Sunday, February 9, 2014

Sunday of the 5th week in ordinary time

Dear friends,  You could help the sick poor that come here to the hermitage for help by donating any/some/all of the items in the below list ...it would be a great help if you could please pass on this request to your friends and family.  (Maybe a doctors office closing down or a nurse retiring...maybe a hospital has just purchased new equipment and will discard the old 'stuff')
Nazareth hermitage needs the following items in order to continue providing health care to the sick poor. The items in the below list are really important to our continued service. All of the items listed are replacements for the ones that have finally broke down,worn out or just missing. I hope you might be able to help. These items cannot be purchased here or are too costly locally.
1. blood pressure cuffs X 3 2. stethoscopes X 3 3. Thermometers X 10  4. Gauze pads---4" X 4" or 2"X2"'s 5. Tape for securing bandages 6.  Butterfly closures 7. Self adhering roller gauze or Kling type rolls. 4" X 4" or 2"X2"'s 8. Long lasting AA and AAA batteries 9. Coin Style lithium batteries ( 3V  CR2032) for the thermometers, weighing scale, etc. 10. Hemostats 11. Forceps 12. Containers to hold liquids used to hold forceps in solution. 13. Washcloths (for washing wounds)
Thank you very much.
Love and prayers,
Br. dismas Mary

READING

From an explanation of Paul's letter to the Galatians by Saint Augustine, bishop

Let us understand the workings of God's grace
 
Paul writes to the Galatians to make them understand that by God’s grace they are no longer under the law. When the Gospel was preached to them, there were some among them of Jewish origin known as circumcisers – though they called themselves Christians – who did not grasp the gift they had received. They still wanted to be under the burden of the law. Now God had imposed that burden on those who were slaves to sin and not on servants of justice. That is to say, God had given a just law to unjust men in order to show them their sin, not to take it away. For sin is taken away only by the gift of faith that works through love. The Galatians had already received this gift, but the circumcisers claimed that the Gospel would not save them unless they underwent circumcision and were willing to observe also the other traditional Jewish rites.
  The Galatians, therefore, began to question Paul’s preaching of the Gospel because he did not require Gentiles to follow Jewish observances as other apostles had done.

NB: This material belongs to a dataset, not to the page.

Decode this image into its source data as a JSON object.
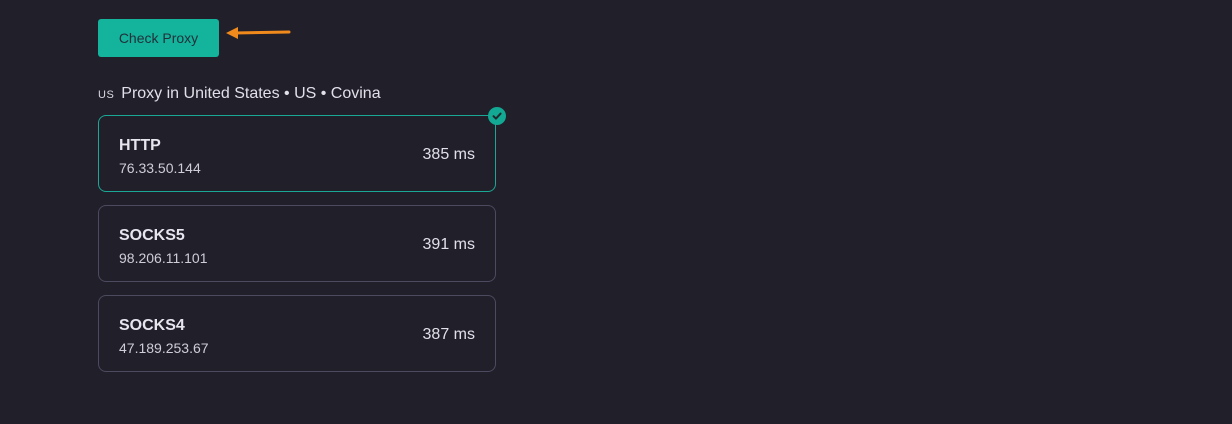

Even Peter had yielded to the scandalized protests of the circumcisers. He pretended to believe that the Gospel would not save the Gentiles unless they fulfilled the burden of the law. But Paul recalled him from such dissimulation, as is shown in this very same letter. A similar issue arises in Paul’s letter to the Romans, but with an evident difference. Through his letter to them, Paul was able to resolve the strife and controversy that had developed between the Jewish and Gentile converts.
  In the present letter Paul is writing to persons who were profoundly influenced and disturbed by the circumcisers. The Galatians had begun to believe them and to think that Paul had not preached rightly, since he had not ordered them to be circumcised. And so the Apostle begins by saying: I am amazed that you are so quickly deserting him who called you to the glory of Christ, and turning to another gospel.
  After this there comes a brief introduction to the point at issue. But remember in the very opening of the letter Paul had said that he was an apostle not from men nor by any man, a statement that does not appear in any other letter of his. He is making it quite clear that the circumcisers, for their part, are not from God but from men, and that his authority in preaching the Gospel must be considered equal to that of the other apostles. For he was called to be an apostle not from men nor by any man, but through God the Father and his Son Jesus Christ.